Scheinin, N. M. et al. Follow-up of [11C]PIB uptake and brain volume in patients with Alzheimer disease and controls. Neurology 73, 1186–1192 (2009).

Jagust, W. J. et al. Relationships between biomarkers in aging and dementia. Neurology 73, 1193–1199 (2009).

Validating specific biomarkers that correlate well with the progression of complex diseases such as Alzheimer disease (AD) is proving extremely difficult. Brain uptake of 11C-labeled Pittsburgh compound B (11C-PIB), an amyloid-β (Aβ) ligand, has potential as an AD biomarker, but Noora Scheinin and colleagues (Turku PET Center, Turku, Finland) have shown that the rate of 11C-PIB uptake does not correlate with either brain atrophy or the observed decline in cognitive abilities. “Our 2 year follow of 11C-PIB uptake, volumetric MRI and neuropsychological assessments indicated that the Aβ load in brain remains relatively unchanged in clinical AD in patients who show progression in brain atrophy and cognitive decline,” confirms Scheinin.

A total of 14 patients diagnosed with AD and 13 healthy controls were assessed for cognitive ability at baseline and 2 years later. The rate of 11C-PIB uptake was also measured at both time points, and all participants underwent MRI scans to detect volumetric brain changes. Although patients with AD consistently showed greater 11C-PIB uptake than the controls, at group level the uptake of 11C-PIB did not increase over time. By contrast, patients with AD did show a progressive decrease in brain volume in the hippocampal region, the temporal cortex and the precuneus, as well as advancing cognitive impairment.

In a separate study, William Jagust and colleagues also showed that 11C-PIB uptake, as measured by PET scanning, does not relate to cognitive impairment. They also investigated several other biomarkers, and did note a positive association between 18F-fluorodeoxyglucose (18F-FDG) uptake and cognitive ability. “From a clinical perspective we showed that 11C-PIB uptake and other biomarkers for Aβ, whether taken from cerebrospinal fluid (CSF) or using a PET scan, are highly congruent. However, none of these biomarkers show good correlation with the severity of disease, glucose metabolism PET scans or measures of tau in the CSF. Of all the biomarkers, glucose metabolism [18F-FDG uptake] shows the highest agreement with the observed severity of disease,” he explains.

The Jagust study involved 10 patients with AD, 11 healthy controls and 34 people with mild cognitive impairment from the AD Neuroimaging Initiative (ADNI). CSF levels of the 42 amino acid Aβ peptide, total tau and phosphorylated tau were measured, and PET imaging was used to assess the level of brain uptake of 18F-FDG and 11C-PIB at various time points over 3 years (Figure 1). Standard tests of memory function and cognition were also performed. Analysis of the data revealed strong agreement between 11C-PIB uptake and Aβ protein CSF levels, a more modest agreement between 11C-PIB uptake and the levels of phosphorylated tau, and negligible agreement with the other markers. Neither 11C-PIB uptake nor the levels of Aβ in the CSF correlated with the level of cognitive impairment in individual participants, but there was a strong correlation between 18F-FDG uptake and cognitive ability scores.

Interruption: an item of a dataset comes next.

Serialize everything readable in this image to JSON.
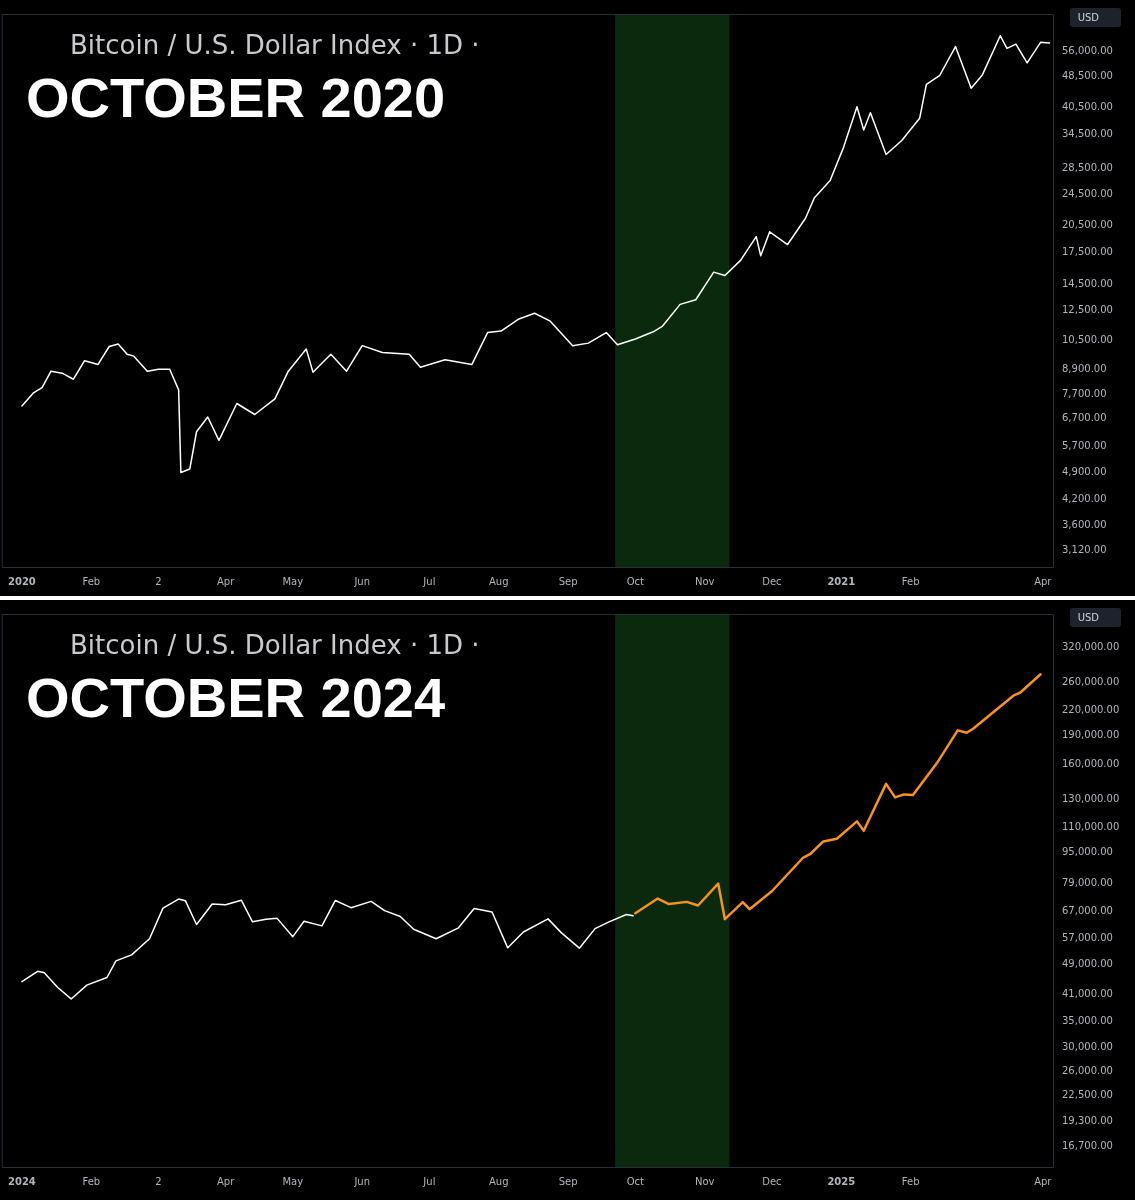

Figure 1: 11C-PIB-PET (a) and 18F-FDG-PET (b) scans of a patient with Alzheimer disease (AD) and a healthy older control.
figure 1

The scans demonstrate equivalent fibrillar amyloid-β deposition (11C-PIB scans) but a metabolic lesion in the patient with AD (arrow). Image provided by Professor William Jagust.

“The findings of both studies reinforce the hypothesis that in AD, brain amyloid accumulation precedes the onset of symptomatic disease, but the temporal pattern of AD pathophysiology needs to be unveiled little by little to find causal links,” comments Scheinin. Jagust agrees and points out that the nature of the ADNI, in which participants undergo multiple biomarker measurements, provides a unique opportunity to study biomarkers within the same individuals. “The dissociation between these types of biomarkers—those that track Aβ and those that track clinical stage—became apparent by looking at these relationships within the same subjects,” he says.

Scheinin reports that the same individuals will now be followed up over a longer period to establish whether a change in brain Aβ load occurs that could be too slow to be detectable over 2 years. “We also intend to follow up the healthy controls to give more insight into the evolution of AD—some controls showed increased 11C-PIB uptake—and future analyses should tell us whether these subjects are prone to developing a memory deficit,” she explains. The ADNI study will continue to refine our understanding of biomarkers in AD and, in particular, to investigate the relevance of different biomarkers at different stages of the disease. “Different types of biomarkers may be differentially useful at every stage from normal cognitive function, through mild cognitive impairment to dementia,” concludes Jagust.